Why I keep going to watch Muse.
There aren’t many contributors here at Drowned in Sound with the appetite for Muse that I’ve got. Among music critics in general the trio seem to inspire scorn more than anything else in 2016. When Noisey did vox-pops with Musers outside the O2 Arena recently, they did so with thinly-concealed sneering at the idea that anyone might actually like Matt Bellamy and co for their songs. The Resistance and The 2nd Law were panned, while Drones was only slightly better received. Yet they’re still headlining festivals and selling out arena tours –which is obviously no sign of quality, but do they belong with the bland dregs that make up other stadium-slayers or is there something more?
Full disclosure: the Muse shows at Manchester Arena last weekend marked my 17th and 18th. Seven days earlier was my 16th when they played Birmingham. Add that to four gigs in 2015. But don’t mistake that for starry-eyed fanboyism. The Resistance and The 2nd Law deserved the criticism they received while the offering that Muse served up in the arenas touring those albums was shambolic. All of that anti-Muse sentiment boiling up inside peaked when they opted to close with a tired version of 'Starlight' on their 2013 stadium tour. Sure, we asked for 'Knights of Cydonia' to be replaced, but Bellamy, not for the first time, made his decisions appear closer to trolling. 2014 was a much needed break.
So why did I keep going back? Firstly, the first half of Drones is as good as anything they’ve ever done. The second half struggles but six very good songs is a decent haul for any band releasing a seventh studio album, especially when the two albums that came before were so disappointing. A tour of the smaller venues in the early part of 2015, with those fantastic setlists, reintroduced Muse as a band that actually cared about the fans. Download Festival 2015 was the icing on a cake many people thought they wouldn’t bother ever eating again, myself included.
Back to April 9, and Manchester, and Muse are rattling through 'Bliss' (from Origin of Symmetry) on a circular stage flanked with transparent screens that make up easily their most effective arena show to date. Importantly, it doesn’t stifle their song selection in the same way that the towers of 2009 or pyramid of 2012 did (in both instances, they only had visuals prepared for a very limited number of tracks). The setlist is also much longer than the 16 songs most have experienced Muse play at some point. I see 'Take a Bow' performed live for the first time (for me) since 2010. The next night an old favourite in 'Citizen Erased' is performed while 'Revolt' gets a rare UK outing. From 2009-2014 it appeared Muse were in second gear and on the evidence of the last 12 months it looks like they’ve realised it and are keen to rectify it as soon as possible. Sure, the circular stage prevents the crowd from being the most energetic, but it also makes those in the nosebleed seats feel like much more than an afterthought.

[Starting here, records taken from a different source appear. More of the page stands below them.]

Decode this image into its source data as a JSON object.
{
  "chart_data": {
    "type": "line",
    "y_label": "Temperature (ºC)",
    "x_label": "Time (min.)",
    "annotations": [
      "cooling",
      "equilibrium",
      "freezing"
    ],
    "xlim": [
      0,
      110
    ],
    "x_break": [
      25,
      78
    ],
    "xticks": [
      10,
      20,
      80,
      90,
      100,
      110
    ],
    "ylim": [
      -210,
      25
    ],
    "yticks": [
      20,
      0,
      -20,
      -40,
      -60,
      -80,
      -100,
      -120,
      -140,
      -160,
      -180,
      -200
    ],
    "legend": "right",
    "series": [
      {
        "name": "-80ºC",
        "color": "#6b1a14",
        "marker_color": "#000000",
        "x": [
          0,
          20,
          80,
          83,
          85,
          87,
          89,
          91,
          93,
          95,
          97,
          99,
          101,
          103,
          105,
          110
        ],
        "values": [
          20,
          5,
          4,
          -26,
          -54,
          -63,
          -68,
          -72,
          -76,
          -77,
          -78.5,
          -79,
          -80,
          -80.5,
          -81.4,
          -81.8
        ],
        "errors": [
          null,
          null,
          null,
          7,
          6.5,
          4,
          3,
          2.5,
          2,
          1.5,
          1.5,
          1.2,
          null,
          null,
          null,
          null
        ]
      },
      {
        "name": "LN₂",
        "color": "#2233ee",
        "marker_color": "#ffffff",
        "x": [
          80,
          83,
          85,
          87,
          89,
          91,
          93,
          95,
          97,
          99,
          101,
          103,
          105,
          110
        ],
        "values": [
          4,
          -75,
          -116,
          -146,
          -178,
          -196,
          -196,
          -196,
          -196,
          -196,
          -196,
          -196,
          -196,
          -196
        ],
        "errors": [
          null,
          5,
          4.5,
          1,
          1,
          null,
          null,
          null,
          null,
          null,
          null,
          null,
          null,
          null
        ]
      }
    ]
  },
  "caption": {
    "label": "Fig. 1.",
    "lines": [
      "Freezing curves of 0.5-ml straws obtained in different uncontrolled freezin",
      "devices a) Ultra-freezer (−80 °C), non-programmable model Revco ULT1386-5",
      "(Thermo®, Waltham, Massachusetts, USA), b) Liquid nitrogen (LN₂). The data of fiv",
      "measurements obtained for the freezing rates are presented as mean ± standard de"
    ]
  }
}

Nobody needs to come to me afterwards and explain why they don’t particularly appreciate listening to 'Uprising' or 'Madness'. I get that. I also get it if you don’t like Muse. But to cast them off as stadium offal as many have done recently is obscene. From 'Stockholm Syndrome' through to 'The Handler', they do this whole thing better than Coldplay and U2 have ever done. They’re a band with deep flaws but, for the most part, they’re flaws that have glued their hardcore fanbase together. They’re ridiculous and pretentious and I very rarely actually bother to put one of their records on anymore. Yet here I am, gig 18, back in love with them as a forgiven 'Knights of Cydonia' sends us all galloping into the night. It feels like Muse have finally nailed their own formula after years of underachievement and disappointment. It's probably too late to convince those who were never converted to begin with.
In 2013 I looked forward to a lengthy break from Muse. Since then the band have worked hard and, for the most part, reminded everyone why they ever bothered going along in the first place. This year sees me eagerly anticipating gigs 19 and 20. An achievement in itself.